The clinics -- limited to 100 people each -- are built around the theme of influence and will be led by Treo International, an interpersonal skills research and corporate training company out of Des Moines. Each clinic focuses on one topic:
- Asking questions
The 90-minute online Zoom clinics are designed to be interactive sessions with multiple breakouts for group discussions. To keep participants engaged, the activity shifts about every 15 minutes.
"We will have video clips, there are several polls, breakout groups on specific topics for a peer-learning component and opportunities to talk as a group," said Tero International founder Rowena Crosbie, who will lead the three clinics. "We started the virtual clinics during the pandemic and found that 90 minutes seems to be just about perfect when utilizing all the tools."
All attendees will receive an email in advance of the clinic with questions to consider.
"We also provide several digital resources as learner prep so they can apply it to their world," Crosbie said. "It allows us to provide support to people and any changes they are looking to make."
Topics are simple ideas of asking questions or listening during meeting.
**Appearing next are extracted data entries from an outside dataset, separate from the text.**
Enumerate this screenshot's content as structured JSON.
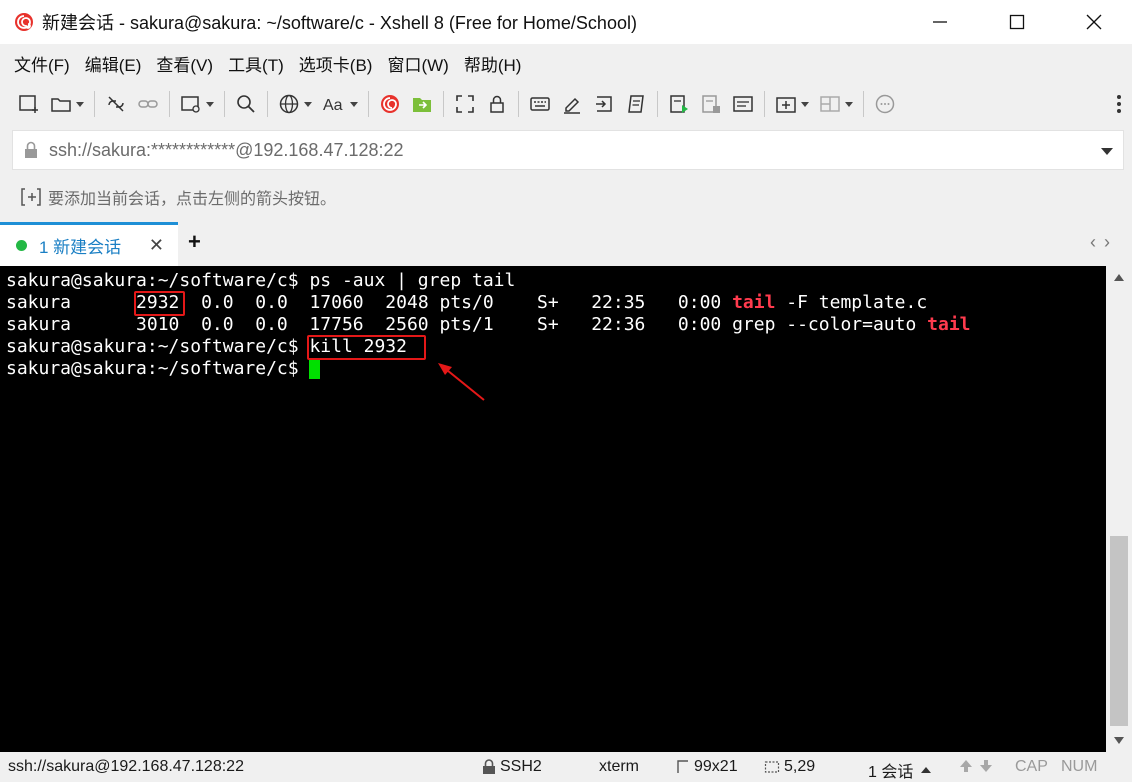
{
  "window": {
    "title": "新建会话 - sakura@sakura: ~/software/c - Xshell 8 (Free for Home/School)"
  },
  "menu": [
    "文件(F)",
    "编辑(E)",
    "查看(V)",
    "工具(T)",
    "选项卡(B)",
    "窗口(W)",
    "帮助(H)"
  ],
  "address": {
    "value": "ssh://sakura:************@192.168.47.128:22"
  },
  "hint": {
    "text": "要添加当前会话，点击左侧的箭头按钮。"
  },
  "tabs": {
    "active_label": "1 新建会话",
    "close_glyph": "✕",
    "add_glyph": "+",
    "nav_glyphs": "‹›"
  },
  "terminal": {
    "line1_prompt": "sakura@sakura:~/software/c$ ",
    "line1_cmd": "ps -aux | grep tail",
    "line2_user": "sakura      ",
    "line2_pid": "2932",
    "line2_rest": "  0.0  0.0  17060  2048 pts/0    S+   22:35   0:00 ",
    "line2_hl": "tail",
    "line2_tail": " -F template.c",
    "line3_rest": "sakura      3010  0.0  0.0  17756  2560 pts/1    S+   22:36   0:00 grep --color=auto ",
    "line3_hl": "tail",
    "line4_prompt": "sakura@sakura:~/software/c$ ",
    "line4_cmd": "kill 2932",
    "line5_prompt": "sakura@sakura:~/software/c$ "
  },
  "status": {
    "connection": "ssh://sakura@192.168.47.128:22",
    "protocol": "SSH2",
    "term_type": "xterm",
    "size": "99x21",
    "cursor_pos": "5,29",
    "sessions": "1 会话",
    "cap": "CAP",
    "num": "NUM"
  },
  "colors": {
    "accent": "#1e8fd6",
    "session_dot": "#23b845",
    "terminal_bg": "#000000",
    "highlight_red": "#ff3b4e",
    "cursor": "#00e000",
    "annotation": "#e41818"
  }
}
Understanding why people don't do them more often and effectively is the biggest benefit, Crosbie said.
Wheeler said she hopes the clinics will be an eye-opening experience for faculty and staff to realize they can step into a leadership role.
"There is support for those who want to step up into committee and council roles," she said. "Senate and P&S Council leaders really want people to take part, and it is not just for the very vocal or only for those who have been at the university a long time. The point is that we welcome new voices and opinions."